Data set for Homework 3, was found on Kaggle. I used the same data set as I used in Homework 1 and 2. Link to data set is https://www.kaggle.com/datasets/harshsingh2209/medical-insurance-payout .
mydata <- read.table("./expenses.csv", header=TRUE, sep=",", dec=".")
head(mydata)
## age sex bmi children smoker region charges
## 1 19 female 27.900 0 yes southwest 16884.924
## 2 18 male 33.770 1 no southeast 1725.552
## 3 28 male 33.000 3 no southeast 4449.462
## 4 33 male 22.705 0 no northwest 21984.471
## 5 32 male 28.880 0 no northwest 3866.855
## 6 31 female 25.740 0 no southeast 3756.622
Explanation of data set
Unit of observation: customer of the insurance company
Sample size: 1338 units
mydata$sexF <- factor(mydata$sex, # creating a factor for variable sex
levels = c("male", "female"),
labels = c("male", "female"))
mydata$smokerF <- factor(mydata$smoker, # creating a factor for variable smoker
levels = c("yes", "no"),
labels = c("yes", "no"))
mydata$regionF <- factor(mydata$region, # creating a factor for variable region
labels = c("northeast", "southeast", "southwest", "northwest"),
levels = c("northeast", "southeast", "southwest", "northwest"))
head(mydata, 3)
## age sex bmi children smoker region charges sexF smokerF regionF
## 1 19 female 27.90 0 yes southwest 16884.924 female yes southwest
## 2 18 male 33.77 1 no southeast 1725.552 male no southeast
## 3 28 male 33.00 3 no southeast 4449.462 male no southeast
library(dplyr)
##
## Attaching package: 'dplyr'
## The following objects are masked from 'package:stats':
##
## filter, lag
## The following objects are masked from 'package:base':
##
## intersect, setdiff, setequal, union
set.seed(4)
mydata1 <- mydata %>% # for the purpose of exercise, I will take a random sample of 400 units
sample_n(400)
head(mydata1)
## age sex bmi children smoker region charges sexF smokerF
## 1 21 male 20.235 3 no northeast 3861.210 male no
## 2 47 female 26.125 1 yes northeast 23401.306 female yes
## 3 27 female 24.750 0 yes southeast 16577.780 female yes
## 4 53 male 24.320 0 no northwest 9863.472 male no
## 5 61 female 21.090 0 no northwest 13415.038 female no
## 6 39 female 22.800 3 no northeast 7985.815 female no
## regionF
## 1 northeast
## 2 northeast
## 3 southeast
## 4 northwest
## 5 northwest
## 6 northeast
summary(mydata1 [,c(-2,-5,-6)])
## age bmi children charges sexF
## Min. :18.00 Min. :17.29 Min. :0.000 Min. : 1122 male :190
## 1st Qu.:27.00 1st Qu.:26.10 1st Qu.:0.000 1st Qu.: 4687 female:210
## Median :37.50 Median :30.25 Median :1.000 Median : 9018
## Mean :38.54 Mean :30.49 Mean :1.097 Mean :12402
## 3rd Qu.:50.00 3rd Qu.:34.41 3rd Qu.:2.000 3rd Qu.:14352
## Max. :64.00 Max. :47.74 Max. :5.000 Max. :60021
## smokerF regionF
## yes: 76 northeast: 98
## no :324 southeast:119
## southwest: 98
## northwest: 85
##
##
library(psych)
describe(mydata1 [,c(-2,-5,-6,-8,-9,-10)])

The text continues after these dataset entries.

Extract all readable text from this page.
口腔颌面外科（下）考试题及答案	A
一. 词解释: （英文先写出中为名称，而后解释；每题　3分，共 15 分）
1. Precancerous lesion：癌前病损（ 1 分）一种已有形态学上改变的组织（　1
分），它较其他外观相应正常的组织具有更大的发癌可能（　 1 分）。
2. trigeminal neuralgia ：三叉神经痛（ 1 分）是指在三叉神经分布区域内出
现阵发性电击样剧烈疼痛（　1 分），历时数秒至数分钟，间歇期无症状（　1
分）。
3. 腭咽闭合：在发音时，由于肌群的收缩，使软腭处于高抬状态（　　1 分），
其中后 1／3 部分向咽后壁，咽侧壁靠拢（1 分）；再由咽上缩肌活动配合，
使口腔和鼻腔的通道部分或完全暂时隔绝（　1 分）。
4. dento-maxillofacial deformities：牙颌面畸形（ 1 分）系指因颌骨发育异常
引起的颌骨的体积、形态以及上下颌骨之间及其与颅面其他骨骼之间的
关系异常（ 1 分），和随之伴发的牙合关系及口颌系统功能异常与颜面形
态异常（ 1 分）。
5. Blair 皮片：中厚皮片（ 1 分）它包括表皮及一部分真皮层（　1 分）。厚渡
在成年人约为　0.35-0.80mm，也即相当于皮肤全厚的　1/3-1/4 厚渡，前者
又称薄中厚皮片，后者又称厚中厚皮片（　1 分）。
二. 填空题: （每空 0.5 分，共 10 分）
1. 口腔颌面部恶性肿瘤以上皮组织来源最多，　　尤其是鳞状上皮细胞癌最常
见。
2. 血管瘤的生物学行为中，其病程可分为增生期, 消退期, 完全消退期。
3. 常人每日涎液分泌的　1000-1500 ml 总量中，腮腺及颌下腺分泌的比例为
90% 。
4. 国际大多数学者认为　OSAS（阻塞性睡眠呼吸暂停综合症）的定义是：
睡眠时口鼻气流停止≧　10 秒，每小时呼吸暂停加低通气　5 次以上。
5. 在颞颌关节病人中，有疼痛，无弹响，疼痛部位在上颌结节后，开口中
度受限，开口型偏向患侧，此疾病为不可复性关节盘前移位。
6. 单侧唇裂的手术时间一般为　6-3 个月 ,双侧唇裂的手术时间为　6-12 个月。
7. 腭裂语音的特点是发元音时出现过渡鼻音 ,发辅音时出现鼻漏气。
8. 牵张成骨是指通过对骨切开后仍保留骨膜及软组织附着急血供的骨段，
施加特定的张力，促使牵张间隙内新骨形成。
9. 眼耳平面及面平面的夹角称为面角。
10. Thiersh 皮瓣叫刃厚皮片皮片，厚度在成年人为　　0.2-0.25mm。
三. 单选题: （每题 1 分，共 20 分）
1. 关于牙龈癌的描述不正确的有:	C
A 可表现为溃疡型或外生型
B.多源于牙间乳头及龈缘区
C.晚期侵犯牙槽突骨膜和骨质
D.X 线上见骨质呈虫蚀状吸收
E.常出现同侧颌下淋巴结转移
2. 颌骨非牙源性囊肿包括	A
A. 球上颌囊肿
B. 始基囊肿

## vars n mean sd median trimmed mad min max
## age 1 400 38.54 13.91 37.50 38.19 17.79 18.00 64.00
## bmi 2 400 30.49 6.05 30.26 30.32 6.17 17.29 47.74
## children 3 400 1.10 1.22 1.00 0.93 1.48 0.00 5.00
## charges 4 400 12402.02 11278.53 9018.46 10173.07 6928.94 1121.87 60021.40
## range skew kurtosis se
## age 46.00 0.15 -1.19 0.70
## bmi 30.45 0.27 -0.22 0.30
## children 5.00 1.02 0.59 0.06
## charges 58899.53 1.71 2.47 563.93
In my regression model charges is dependent variable and age, BMI and smoking status are independent variables. We can expect that with higher age, expenditures of insurance company increases, because the older the person is, more likely it is that the person have heath issues and consequently expenditures of insurance company are higher. If we observe BMI variable, we can expect that BMI(body max index) will increase expenditures, because people with higher BMI usually have more health issues and that means that insurance company expenditures are higher. And lastly, we can expect that people who smoke, have more health issues than others and consequently expenditures are higher.
library(car)
## Loading required package: carData
##
## Attaching package: 'car'
## The following object is masked from 'package:psych':
##
## logit
## The following object is masked from 'package:dplyr':
##
## recode
scatterplotMatrix(mydata1[ , c(7, 3, 1)],
smooth = FALSE)
From the scatterplot above we can not be sure that there is linearity between charges and bmi. I did logarithms of charges and bmi in another file but after I did a scatterplot, it was even worse. I decided to keep variables without logarithms.
fit1 <- lm(charges ~ age + bmi + smokerF, #Dependent and explanatory variable
data = mydata1) #Name of the data frame
vif(fit1)
## age bmi smokerF
## 1.024468 1.017070 1.011959
mean(vif(fit1))
## [1] 1.017833
All tree VIF are close to 1 and also mean is very close to 1, so we can say that we do not have problems with multicolinearity.
mydata1$StdResid <- round(rstandard(fit1), 3) #Standardized residuals
mydata1$CooksD <- round(cooks.distance(fit1), 3) #Cooks distances
hist(mydata1$StdResid,
xlab = "Standardized residuals",
ylab = "Frequency",
main = "Histogram of standardized residuals")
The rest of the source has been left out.